Acesse por DevOps → Automações.
Quem usa¶
- SRE e plantão: cria automações de auto-remediação para os alertas mais repetitivos.
- Suporte e operação: automatiza o atendimento de chamados de rotina e roda runbooks sob demanda.
A lista¶
A tela mostra as automações em cards, agrupadas por família: Observabilidade (disparadas por alerta) e Gestão de Serviços (disparadas por chamado). Cada card leva a Configurar e a Execuções. O botão Adicionar abre a paleta de tipos disponíveis para o seu tenant.

Os gatilhos¶
O gatilho é o "quando" da automação.

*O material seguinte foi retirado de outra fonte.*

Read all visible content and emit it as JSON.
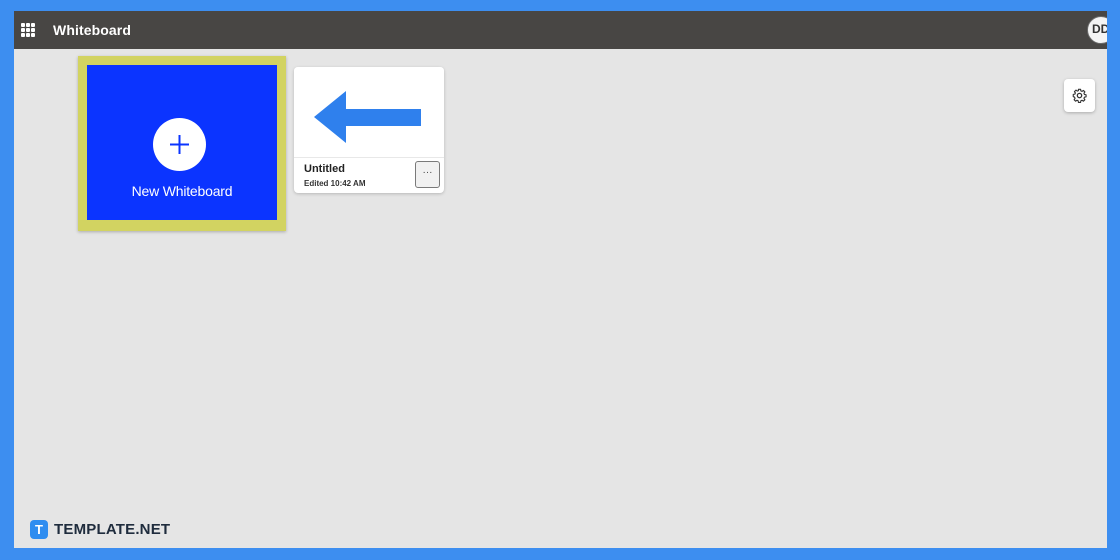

Existem três, e a mesma biblioteca de runbooks serve os três:
| Gatilho | Dispara quando | Configurado em |
|---|---|---|
| Alerta | o monitoramento detecta um problema no escopo que você definiu | automação de Observabilidade (abaixo) |
| Chamado | um chamado entra numa categoria que você definiu | automação de Gestão de Serviços (abaixo) |
| Agendamento | chega o horário marcado (a cada N minutos ou diário) | Job Scheduler |
Cada agente reúne, num só lugar, tudo que o aciona: no menu do agente em Agentes e Identidades, a opção Gatilhos lista os alertas, chamados e agendamentos que disparam trabalho nele.
Automação por alerta (Observabilidade)¶
É a auto-remediação clássica: um alerta dispara e o agente age. O detalhe da automação tem quatro abas: Ação, Gatilho, Executar agora e Execuções.
Aba Ação¶
Define o que roda: o agente e o runbook. Aqui você também vê quais dados do alerta são enviados ao script (hostname, nome do alerta, severidade, status, id do alerta e tags) e pode adicionar parâmetros fixos extras.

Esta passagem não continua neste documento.